Did you have a good Thanksgiving? I did. But what would a real Thanksgiving be without a little drama?
For me, it started at Friendsgiving, the Saturday before the actual holiday. I walked up to a house in Fullerton with my date, our arms were locked as we walked through the gate and entered the house. We were quickly greeted by smiles and handshakes and told where to put our dish, some sort of macaroni that I had nothing to do with. Everybody attending the party was instructed to bring an appetizer or dinner dish or desert. My date was in charge of ours.
The evening was going well. When I wasn’t engaged in conversation I was silently vying for control of the TV with the few kids that were there. When they weren’t in the living room I would change the channel to college football. When I wasn’t in the living room they would change it to cartoons. That was our system; we didn’t even need to talk it through.
Things got interesting when a female guest at the party, one I had just met that night, asked me a pointed question. “Sam, why haven’t you been eating any of the appetizers? They are so good, I’ve eaten so many.”
People who know me know that I am skittish about two things: food and germs. So, generally speaking, I don’t eat much at events such as these, just enough not to be offensive.
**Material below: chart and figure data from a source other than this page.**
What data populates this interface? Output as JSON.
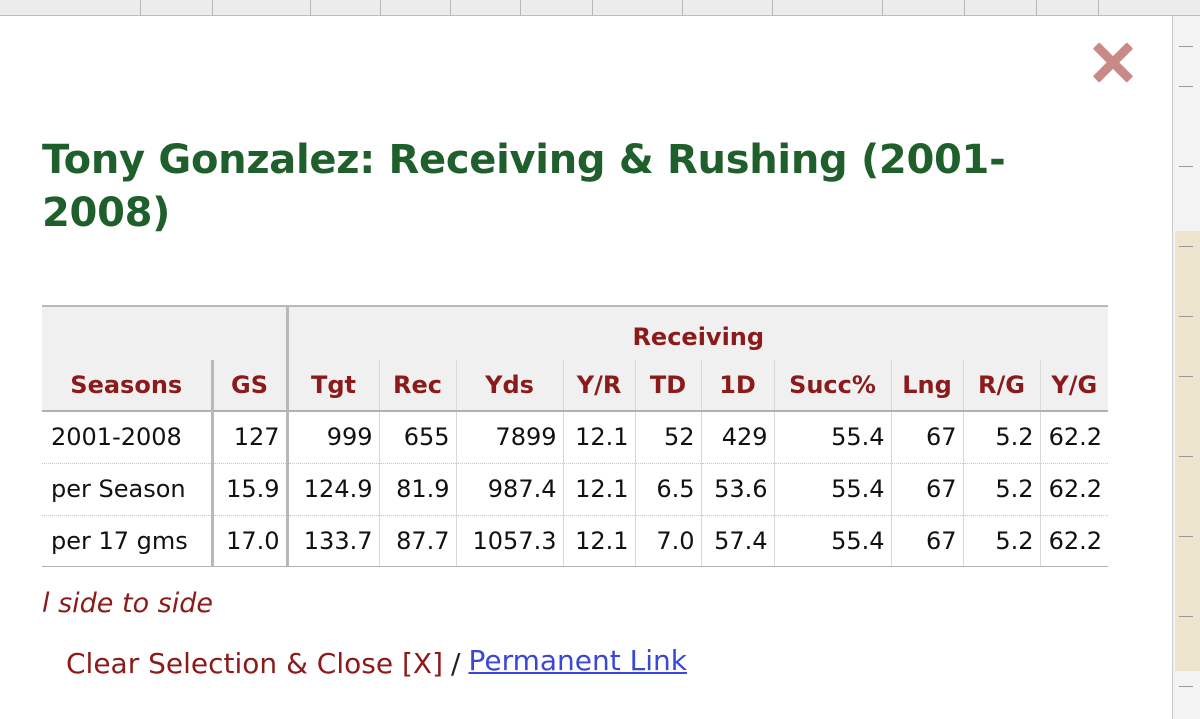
{
  "modal": {
    "title": "Tony Gonzalez: Receiving & Rushing (2001-2008)",
    "group_header": "Receiving",
    "columns": [
      "Seasons",
      "GS",
      "Tgt",
      "Rec",
      "Yds",
      "Y/R",
      "TD",
      "1D",
      "Succ%",
      "Lng",
      "R/G",
      "Y/G"
    ],
    "rows": [
      [
        "2001-2008",
        "127",
        "999",
        "655",
        "7899",
        "12.1",
        "52",
        "429",
        "55.4",
        "67",
        "5.2",
        "62.2"
      ],
      [
        "per Season",
        "15.9",
        "124.9",
        "81.9",
        "987.4",
        "12.1",
        "6.5",
        "53.6",
        "55.4",
        "67",
        "5.2",
        "62.2"
      ],
      [
        "per 17 gms",
        "17.0",
        "133.7",
        "87.7",
        "1057.3",
        "12.1",
        "7.0",
        "57.4",
        "55.4",
        "67",
        "5.2",
        "62.2"
      ]
    ],
    "scroll_hint": "l side to side",
    "clear_label": "Clear Selection & Close [X]",
    "separator": "/",
    "permalink_label": "Permanent Link",
    "close_icon": "close-x-icon"
  },
  "colors": {
    "title": "#1f5f2c",
    "header_text": "#8b1a1a",
    "link": "#3b47d6",
    "close_icon": "#c98a87"
  }
}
I eat beforehand and keep my mouth shut.

“It is impossible for a man who is warm to understand one who is cold.” Aleksandr Solzhenitsyn
My issues with food often go unnoticed at parties so when this girl put me on blast about the appetizers I kept my cool. I told her I was waiting for dinner and figured that would be the end of it. But she had zeroed in on me for some reason. When everybody lined up to eat dinner I stayed back. When she asked why I told her that I didn’t want to wait in a long line. When the line had dispersed and I didn’t jump up to get food she began asking if I had an eating disorder so I told her I was getting up right now to fix a plate. My date stuck up for me and began telling this girl that I have always been this way; that I am super picky about my food. When I came back with a modest size plate of turkey, mashed potatoes, and stuffing I figured she would be satisfied. But she wasn’t.
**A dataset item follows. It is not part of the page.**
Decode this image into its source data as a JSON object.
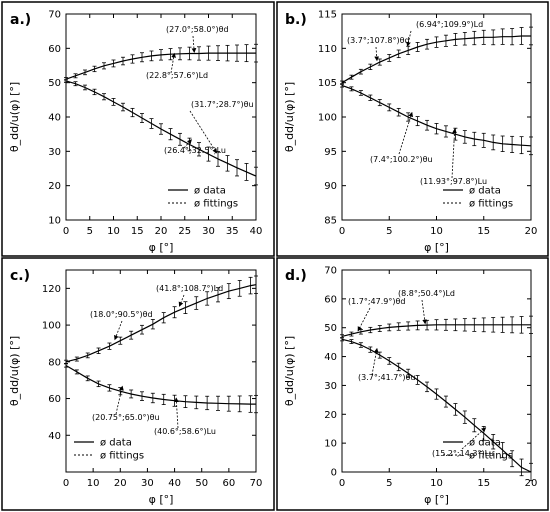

I kept thinking about this one quote by Aleksandr Solzhenitsyn that says, “It is impossible for a man who is warm to understand one who is cold.” I obviously wasn’t going to tell this girl my life’s medical history or that I had had a kidney transplant and am suppressing my immune system so I simply did my best to ease her angst without upsetting anybody which I am pretty good at by now.
~

For some reason, my aunt asked me a few minutes later what I thought of the cake this year. Every year she goes out of her way to make sure there is a spectacular birthday cake for me. I play along when she says she baked it even though I know she pays the bakers at the store to make the cake in her glass baking dish. I was off my game or something because I quickly regretted what came out of my mouth.
“It looks great but I won’t be eating any this year.”
“What!? Why not?”
“Sterling has had his fingers in it all day. He’s my boy but he is still germy. He’s had those same fingers in his nose and mouth all day, too. I saw him eating food off the ground not that long ago.”
She flipped out. Ultimately, I had to tell her I would eat the cake, but between you and me, I didn’t.